Here’s another installment of figurative work I mentioned in the previous post — and also the next chapter in the Family Travelogue, Summer, 2018. When our daughter returned to Toronto for the fall semester, Cloudy and I hit the highway to catch up with our son Lewis. He has recently taken up residence in the lovely and historic Osborne Village neighborhood of Winnipeg. He lives in a slightly crumbling but still elegant Victorian-era walk-up near the bank of the Assiniboine River. I found the city’s downtown architecture to be well-preserved with so many striking lines, mixed with modern developments too! I watched Lewis slink around them like a cat who knows his new domain.

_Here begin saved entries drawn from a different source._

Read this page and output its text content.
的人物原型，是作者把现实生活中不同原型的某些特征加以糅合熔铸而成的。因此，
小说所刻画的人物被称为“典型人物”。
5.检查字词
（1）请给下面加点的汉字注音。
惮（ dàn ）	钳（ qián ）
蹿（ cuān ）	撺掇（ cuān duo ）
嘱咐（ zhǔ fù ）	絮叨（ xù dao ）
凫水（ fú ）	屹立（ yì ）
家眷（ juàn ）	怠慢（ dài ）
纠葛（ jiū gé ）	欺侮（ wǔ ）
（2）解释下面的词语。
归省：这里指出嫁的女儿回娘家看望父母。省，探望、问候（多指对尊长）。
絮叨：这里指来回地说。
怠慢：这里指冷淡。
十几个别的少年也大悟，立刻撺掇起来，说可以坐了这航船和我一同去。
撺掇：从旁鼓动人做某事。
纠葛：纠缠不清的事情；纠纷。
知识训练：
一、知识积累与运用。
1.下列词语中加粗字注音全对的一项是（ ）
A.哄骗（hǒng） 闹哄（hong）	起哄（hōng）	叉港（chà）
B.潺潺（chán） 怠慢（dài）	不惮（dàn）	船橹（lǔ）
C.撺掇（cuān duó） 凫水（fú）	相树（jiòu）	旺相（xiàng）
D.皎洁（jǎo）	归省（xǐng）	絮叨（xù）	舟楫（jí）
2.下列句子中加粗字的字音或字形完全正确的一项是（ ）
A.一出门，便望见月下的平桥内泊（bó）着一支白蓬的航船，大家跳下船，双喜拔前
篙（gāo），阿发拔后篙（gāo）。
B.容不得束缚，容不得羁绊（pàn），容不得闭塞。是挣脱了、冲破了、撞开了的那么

The painting is from a photograph I took of Lewis, not in Osborne but near the marshes in the Assiniboine Forest. We used to hike together often as a family, so following him through the aspen trails took me back. We spent most of the time under the shade of the leaves, but Lewis is under the full blast of the September sun as you glimpse him here.

Fun with Figures

This summer my daughter Esther was home from Toronto for fifty-six sweet days, on leave from her nursing program. Her arrival coincided with a renewed interest I’ve had in doing figurative work. I watched her bustle around my apartment and I really wanted to capture her. She’s always been a fast-moving target. She and a friend sat for one experimental figure study. Then we went to the smoky mountains.

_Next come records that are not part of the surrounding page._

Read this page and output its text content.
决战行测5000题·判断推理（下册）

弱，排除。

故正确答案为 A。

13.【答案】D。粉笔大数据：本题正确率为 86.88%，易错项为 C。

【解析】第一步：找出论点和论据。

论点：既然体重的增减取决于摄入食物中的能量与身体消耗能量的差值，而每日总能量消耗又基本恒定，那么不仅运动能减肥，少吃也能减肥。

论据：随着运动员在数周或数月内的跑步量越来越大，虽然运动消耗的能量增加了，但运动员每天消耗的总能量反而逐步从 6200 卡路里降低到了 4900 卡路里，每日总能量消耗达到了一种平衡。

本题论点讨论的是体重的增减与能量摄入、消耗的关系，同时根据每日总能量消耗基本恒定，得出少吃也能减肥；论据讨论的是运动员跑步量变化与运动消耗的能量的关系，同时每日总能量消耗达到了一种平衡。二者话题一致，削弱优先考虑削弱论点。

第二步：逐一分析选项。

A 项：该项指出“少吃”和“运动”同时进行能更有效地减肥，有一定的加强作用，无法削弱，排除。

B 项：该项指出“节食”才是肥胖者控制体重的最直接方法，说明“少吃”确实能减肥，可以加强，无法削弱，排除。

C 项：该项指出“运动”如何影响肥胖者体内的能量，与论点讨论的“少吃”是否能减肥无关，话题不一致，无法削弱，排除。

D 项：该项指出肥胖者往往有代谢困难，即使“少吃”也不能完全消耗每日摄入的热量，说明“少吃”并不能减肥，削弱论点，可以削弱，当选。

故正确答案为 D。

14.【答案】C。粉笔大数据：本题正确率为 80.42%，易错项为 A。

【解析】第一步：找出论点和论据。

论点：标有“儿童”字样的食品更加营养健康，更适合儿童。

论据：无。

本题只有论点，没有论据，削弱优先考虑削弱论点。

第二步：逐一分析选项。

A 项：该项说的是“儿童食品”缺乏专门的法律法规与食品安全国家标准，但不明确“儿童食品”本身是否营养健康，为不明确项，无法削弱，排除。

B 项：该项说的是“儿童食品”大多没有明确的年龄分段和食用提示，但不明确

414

Esther, her dad Cloudy, and I drove west to Jasper through the smoke of BC forest fires. The national park was full of tourists from all over the world, scratching their jet-lagged heads and wondering where the famous Rockies went. The peaks were all in pastel blues that got paler with the distance. We had one clear day when we climbed the Opal Hills trail to one of those high mountain valleys full of cheeky marmots. Cloudy was ecstatic to have our company at altitude. We all thought of Lewis — fourth member of the family — in his new city out on the prairies.

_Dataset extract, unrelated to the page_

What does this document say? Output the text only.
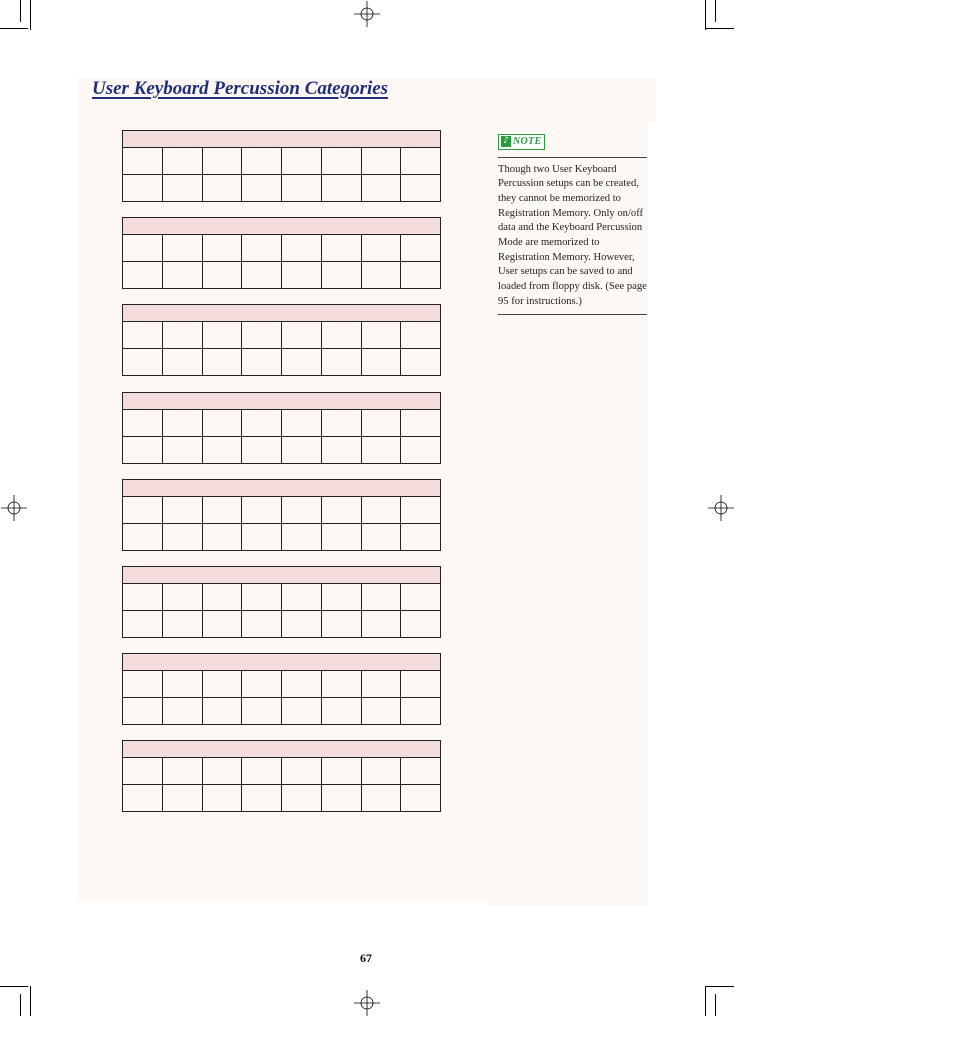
User Keyboard Percussion Categories
♪ NOTE

Though two User Keyboard Percussion setups can be created, they cannot be memorized to Registration Memory. Only on/off data and the Keyboard Percussion Mode are memorized to Registration Memory. However, User setups can be saved to and loaded from floppy disk. (See page 95 for instructions.)

67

I studied trees, rivers, rocks, and the world became blocks of colour. In the image, Esther is in our secret campsite by the creek that lulls us to sleep and chills our hard-boiled eggs. The colour planes I think of as blocks of energy, and Esther is making a gesture that says, “Ok, you got me.”

New Work

Greetings!

Painting pure abstraction is not straightforward for me. Representative imagery has a way of creeping into everything I do and taking over, like Lily of the Valley in the garden — which I’ve mentioned before in posts. This recent cycle of paintings started from representation and morphed into abstracts, which is something brand new for me.

Most of my canvases have many layers of paint beneath the final surface you see. These at first told stories — a misty landscape, symbols from mythology, a bouquet of pastel flowers. Next, I began layering solid colours down, leaving pieces of the “story” showing through the grids of circles. The pattern reflected the mood was I was interested in conveying. Besides the tug-of-war I have between abstract and representational, I also have a deep love of folky patterning — polka-dotting, beadwork, stripes, stitchery — the kind of thing that can give you carpal tunnel syndrome.

So while these images are rhythmic abstracts, they contain those other two modes as well.